At term-equivalent age, sMRI is the most accurate test for early detection of CP. Although it’s predictive accuracy has been touted as approximately 90%7, when more robust evidence is considered, its sensitivity is closer to 70% and its predictive probability is only 35%11,12,13,14,46. This leaves a substantial gap in our ability to accurately detect CP at term-equivalent age in order to take advantage of the early critical window for neuroplasticity in the first two years. This is the period during which proven (re)habilitative interventions could restore motor function and thus improve quality of life. Prognostic tests such as the general movements assessment and the Hammersmith Infant Neurological Exam are being increasingly performed in many centers at 3 months corrected age7, however more research is still needed to determine their accuracy in combination with injury on sMRI in predicting CP and minor motor abnormalities47. Other advanced quantitative MRI measures such as diffusion MRI and structural and functional sensorimotor tract connectivity48 could potentially fill this gap, as highlighted in a recent systematic review15. For example, several studies have reported abnormal microstructural properties of DWMA using diffusion MRI18,20. However, when these measures were compared to quantitative DWMA volumes determined via signal intensity, the addition of microstructural measures did not improve outcome prediction24. The incremental predictive value of other promising advanced MRI biomarkers, independent of sMRI, remains to be validated in larger, population-based cohort studies.

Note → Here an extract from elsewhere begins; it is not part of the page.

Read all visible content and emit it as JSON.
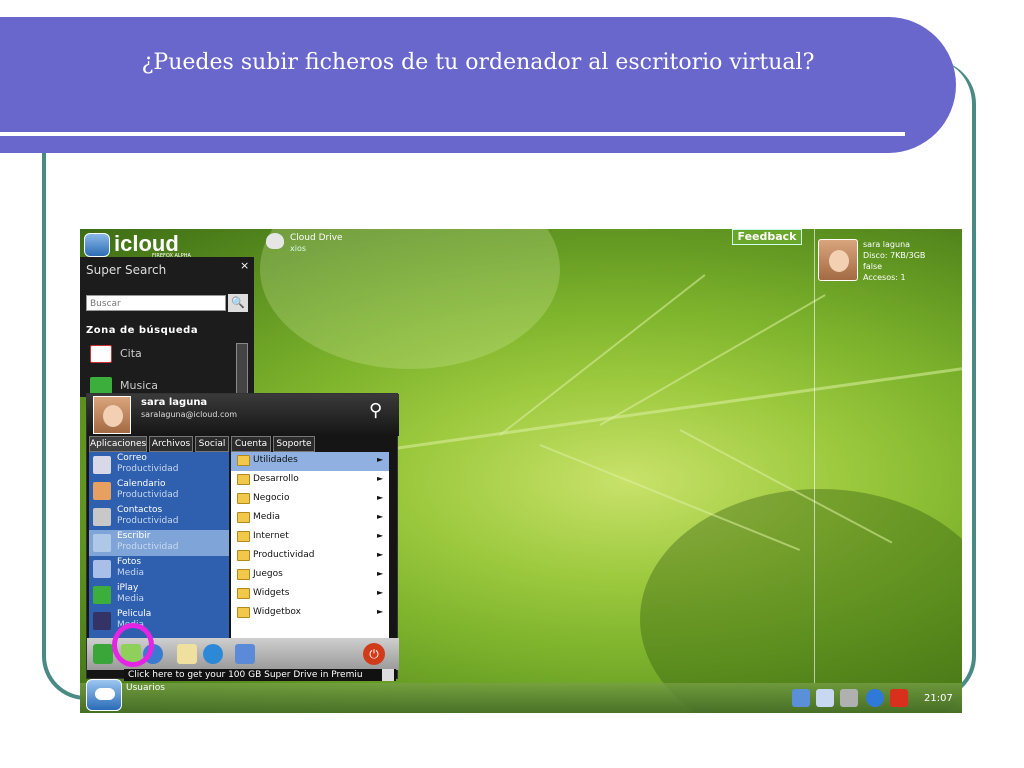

Our study has several limitations. Our follow-up rate was 79%, which may have introduced ascertainment bias. However, the baseline characteristics of infants with and without follow-up testing were comparable, suggesting a low risk of bias. Only six infants developed CP and thus our secondary CP prognostic analyses will need to be validated in larger studies. Also, we were unable to determine the predictive ability of DWMA volume over and above general movements assessment or early standardized motor exam because these tests were not part of the research study or clinical care during study enrollment. This limitation is being addressed in our newer and larger cohort study. Our Bayley assessors were blinded to DWMA result but not blinded to clinical or structural MRI information; thus, this may have biased our findings. However, this bias would reduce the independent association of DWMA volume with Bayley Motor scores by potentially strengthening the association of clinical and global brain abnormality scores with Motor scores. Strengths of our study include a geographically-based cohort, objective quantification of DWMA on sMRI that can be readily translated clinically, comparison with the current standard method of visual classification, standardized assessments of motor outcomes up to 3 years of age when minor motor abnormalities are more evident, and independent validation of DWMA volume as a new prognostic biomarker, over and above existing predictors.

In conclusion, in this multicenter prospective cohort study, we were able to demonstrate for the first time that objectively quantified DWMA is an independent predictor of motor development in very preterm infants. We also validated prior research showing that visually classified DWMA is not predictive of neurodevelopmental outcomes and is therefore suboptimal for use in clinical practice. Additional studies are needed to externally validate the use of DWMA volume as an early prognostic biomarker for cerebral palsy and minor motor impairments and to enable clinical translation of our DWMA algorithm. If externally validated, our findings could be applied to improve risk stratification at hospital discharge for targeted, aggressive early intervention therapies.